Тогда уж ты не промедли, матушка моя...
Уж с полгода Никон в Ферапонтове за приставом. Загнал Алексеюшко бывшего собинного друга с глаз подальше, как окуня в мережу. Будучи в патриаршестве, вроде бы рвался Никон в пустынное житье, московскими ночами мерещилась ему одинокая келеица в лесном глухом засторонке, оветный крест у мшистой елины, нора песчаная под выворотнем, волчий тоскливый вой у городьбы, прямо на задах изобки, робкий огонек в каменушке и горький дым под потолком и бесконечный комариный гуд и в день, и в ночь, притрушенный чадом Спас на тябле, и бедные милостыньки в сенях от проходящих богомольников. И еще много мнилось всяких житийных мелочей, что вкрапливаются в монашью жизнь, как кольца кольчуги, и по воспоминании украшают ее особой сладостью.
... Нет, не измыслено это видение, но неиссекновенно живет в голове с той поры, когда страдал в Кожеозерской еловой скрытне.
Хорошо в скиту бороться с бесами наодинку, ежели иной жизни не спознал, не откусил от медовой коврижки. Но, попривыкнув к сдобной перепече, как трудно склониться к житнему каравашку, что ввечеру уже на оселку падет, прилипая глинистым мякишем к нёбу, а поутру и вовсе не отгрызть от него; и невольно тут вспомнишь всевечное присловье: голодный и камень укусит, голодный и от стогодовалой изветренной костомахи соскоблит незримую мясинку на пропитанье.
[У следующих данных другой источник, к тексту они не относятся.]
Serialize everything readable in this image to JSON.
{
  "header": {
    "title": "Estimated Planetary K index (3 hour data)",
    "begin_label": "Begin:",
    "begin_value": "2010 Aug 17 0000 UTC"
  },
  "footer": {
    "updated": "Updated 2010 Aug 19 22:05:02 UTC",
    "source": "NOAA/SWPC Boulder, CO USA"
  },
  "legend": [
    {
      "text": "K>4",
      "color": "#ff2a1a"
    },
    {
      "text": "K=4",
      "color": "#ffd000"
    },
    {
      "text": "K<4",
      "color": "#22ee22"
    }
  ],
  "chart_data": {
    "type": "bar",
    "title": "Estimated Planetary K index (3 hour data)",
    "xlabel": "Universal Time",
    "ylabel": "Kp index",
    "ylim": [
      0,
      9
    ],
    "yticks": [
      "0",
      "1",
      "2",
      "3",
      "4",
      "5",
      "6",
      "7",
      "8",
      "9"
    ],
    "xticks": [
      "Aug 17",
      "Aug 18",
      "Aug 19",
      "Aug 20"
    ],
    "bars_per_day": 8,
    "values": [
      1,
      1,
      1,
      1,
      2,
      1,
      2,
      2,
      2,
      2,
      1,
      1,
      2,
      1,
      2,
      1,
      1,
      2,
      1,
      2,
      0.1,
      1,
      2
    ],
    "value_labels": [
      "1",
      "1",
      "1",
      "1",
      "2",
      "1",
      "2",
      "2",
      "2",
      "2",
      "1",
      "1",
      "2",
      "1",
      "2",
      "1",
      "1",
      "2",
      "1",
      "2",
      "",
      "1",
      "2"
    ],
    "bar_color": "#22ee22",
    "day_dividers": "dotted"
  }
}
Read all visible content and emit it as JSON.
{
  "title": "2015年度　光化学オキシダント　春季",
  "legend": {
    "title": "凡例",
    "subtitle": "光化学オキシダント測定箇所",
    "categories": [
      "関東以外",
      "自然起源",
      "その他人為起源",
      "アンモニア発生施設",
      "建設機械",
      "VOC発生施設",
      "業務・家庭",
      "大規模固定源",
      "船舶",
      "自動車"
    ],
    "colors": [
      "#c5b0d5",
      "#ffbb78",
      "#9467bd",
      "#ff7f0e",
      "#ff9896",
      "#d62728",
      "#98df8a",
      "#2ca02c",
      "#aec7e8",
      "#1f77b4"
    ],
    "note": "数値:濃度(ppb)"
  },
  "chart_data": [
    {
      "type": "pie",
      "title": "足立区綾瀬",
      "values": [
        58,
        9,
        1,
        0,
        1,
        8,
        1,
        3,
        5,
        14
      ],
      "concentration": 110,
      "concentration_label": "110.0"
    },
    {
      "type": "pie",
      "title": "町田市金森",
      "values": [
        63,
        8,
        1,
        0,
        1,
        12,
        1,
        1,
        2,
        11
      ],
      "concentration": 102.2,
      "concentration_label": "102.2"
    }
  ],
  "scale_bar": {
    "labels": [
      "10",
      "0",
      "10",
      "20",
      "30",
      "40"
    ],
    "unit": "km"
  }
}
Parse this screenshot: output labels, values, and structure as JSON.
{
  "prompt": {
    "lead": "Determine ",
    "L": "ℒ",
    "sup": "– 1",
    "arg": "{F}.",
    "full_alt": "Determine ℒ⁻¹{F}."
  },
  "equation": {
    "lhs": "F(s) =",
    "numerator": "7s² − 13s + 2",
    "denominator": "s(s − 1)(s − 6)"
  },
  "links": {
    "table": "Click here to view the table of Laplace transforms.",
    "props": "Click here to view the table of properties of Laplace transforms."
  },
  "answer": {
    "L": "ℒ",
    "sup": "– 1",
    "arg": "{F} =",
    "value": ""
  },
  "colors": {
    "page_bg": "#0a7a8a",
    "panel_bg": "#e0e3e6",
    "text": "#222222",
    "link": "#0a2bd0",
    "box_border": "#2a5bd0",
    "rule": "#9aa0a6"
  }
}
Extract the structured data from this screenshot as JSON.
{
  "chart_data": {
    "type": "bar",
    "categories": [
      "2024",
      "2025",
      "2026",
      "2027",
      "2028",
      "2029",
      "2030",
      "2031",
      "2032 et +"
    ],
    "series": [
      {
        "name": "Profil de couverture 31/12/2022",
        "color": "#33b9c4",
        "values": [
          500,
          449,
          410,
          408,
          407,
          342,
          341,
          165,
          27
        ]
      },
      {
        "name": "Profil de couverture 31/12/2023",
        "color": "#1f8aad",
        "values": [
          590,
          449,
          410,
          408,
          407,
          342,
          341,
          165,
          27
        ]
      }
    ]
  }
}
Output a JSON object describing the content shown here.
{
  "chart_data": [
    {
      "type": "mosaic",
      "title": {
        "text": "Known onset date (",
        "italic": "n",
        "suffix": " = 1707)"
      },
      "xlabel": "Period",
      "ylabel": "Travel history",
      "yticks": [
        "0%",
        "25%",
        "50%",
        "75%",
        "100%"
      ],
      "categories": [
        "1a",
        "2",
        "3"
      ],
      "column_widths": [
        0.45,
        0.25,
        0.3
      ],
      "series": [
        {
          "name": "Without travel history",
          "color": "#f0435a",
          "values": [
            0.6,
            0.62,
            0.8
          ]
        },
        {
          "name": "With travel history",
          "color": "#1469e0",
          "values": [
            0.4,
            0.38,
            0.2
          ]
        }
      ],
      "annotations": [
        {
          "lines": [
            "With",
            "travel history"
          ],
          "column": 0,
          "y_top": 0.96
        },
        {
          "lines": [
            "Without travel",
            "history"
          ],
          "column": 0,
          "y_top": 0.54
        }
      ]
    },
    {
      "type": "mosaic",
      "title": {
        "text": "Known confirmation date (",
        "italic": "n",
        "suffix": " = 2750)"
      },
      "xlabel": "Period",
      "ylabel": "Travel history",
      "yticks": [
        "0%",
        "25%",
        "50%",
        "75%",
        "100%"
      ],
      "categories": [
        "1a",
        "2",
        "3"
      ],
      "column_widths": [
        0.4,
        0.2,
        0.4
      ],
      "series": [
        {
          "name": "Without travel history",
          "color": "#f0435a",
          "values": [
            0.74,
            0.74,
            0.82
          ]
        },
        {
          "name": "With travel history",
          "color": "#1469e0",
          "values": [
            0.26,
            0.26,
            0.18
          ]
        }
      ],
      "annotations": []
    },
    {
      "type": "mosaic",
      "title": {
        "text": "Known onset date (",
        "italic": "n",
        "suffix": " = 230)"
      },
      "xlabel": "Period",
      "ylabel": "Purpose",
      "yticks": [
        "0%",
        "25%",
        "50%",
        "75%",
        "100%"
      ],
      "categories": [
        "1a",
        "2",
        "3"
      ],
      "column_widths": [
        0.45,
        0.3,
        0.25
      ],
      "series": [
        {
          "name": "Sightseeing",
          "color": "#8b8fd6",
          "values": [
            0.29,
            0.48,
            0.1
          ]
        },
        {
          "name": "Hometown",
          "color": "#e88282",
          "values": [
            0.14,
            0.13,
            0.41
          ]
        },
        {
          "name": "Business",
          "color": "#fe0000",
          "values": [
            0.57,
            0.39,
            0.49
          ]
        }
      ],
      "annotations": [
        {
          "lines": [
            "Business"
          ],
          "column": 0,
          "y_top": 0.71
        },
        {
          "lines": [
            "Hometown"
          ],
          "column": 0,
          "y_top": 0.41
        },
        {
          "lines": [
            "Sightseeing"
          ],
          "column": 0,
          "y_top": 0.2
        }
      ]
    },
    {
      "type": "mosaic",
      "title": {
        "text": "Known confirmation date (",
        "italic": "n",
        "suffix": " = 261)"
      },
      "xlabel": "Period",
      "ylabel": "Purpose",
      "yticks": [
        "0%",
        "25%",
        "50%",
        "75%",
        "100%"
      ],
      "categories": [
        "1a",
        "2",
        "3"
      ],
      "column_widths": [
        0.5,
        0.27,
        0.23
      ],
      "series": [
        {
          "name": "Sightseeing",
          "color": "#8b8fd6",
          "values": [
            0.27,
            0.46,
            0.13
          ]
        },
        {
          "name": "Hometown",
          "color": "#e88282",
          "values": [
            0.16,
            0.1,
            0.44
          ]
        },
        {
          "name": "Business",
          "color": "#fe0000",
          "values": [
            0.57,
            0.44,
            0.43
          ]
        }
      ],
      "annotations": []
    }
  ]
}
... Эх, прежняя-то житуха – это тебе не холщовый кабат, не кошуля из парусины, чтобы после дождя скинуть с плеч и забыть накоротке; она, как шуба золотная с боярского плеча: и жарко, и потно, но зато почестно. Минувшая слава неприметно вчинивается в каждую телесную жилку, впитывается в саму кровь, чтобы постоянно бередить сердце. Кабы добровольно, без нужды отряс московский прах со ступней; но ведь отвезли в лесные суземки под стражею, страха ради иудейски, как последнего пропащего елдыгу. И оттого, что не сам сошел с престольной с котомицей на горбе, а отправили под караулом, душу-то и рвала горючая тоска. И запоздалая месть, кою вроде бы позабыл в Чудове при прощании, оказывается, исподовольки ужилась в ребрах, выгрызая углы из его житийной книги: де, тут плохо по государевой вине, а там не сложилось по царевой изгоне; поманил однажды милостивец золотой короною, а вздел на главу венец терновый...
А с отволглой душою, с коей постоянно каплет желчь, разнося по боевым жилам яд и жесточь, разве мирно упрячешься в монашеском затворе? вот и живет бывый патриарх не по Ферапонтовым часам, что бьют на колокольне в ста саженях, но по московскому времени. С первым зоревым проблеском ударит в Кремле басовитый Борисов колокол, и рокот его, раноставный, стозевный, перевалившись через леса за тыщи поприщ, будто по чудесной воле вливается зовом в поросшее шерстью чернецкое ухо: де, подымайся, милостивец, доколе пролеживать боки? Христос гуляет по земле, стуча в подоконья ключкою, скоро и тебя призовет, а ты, Никон, еще и не обрядившись.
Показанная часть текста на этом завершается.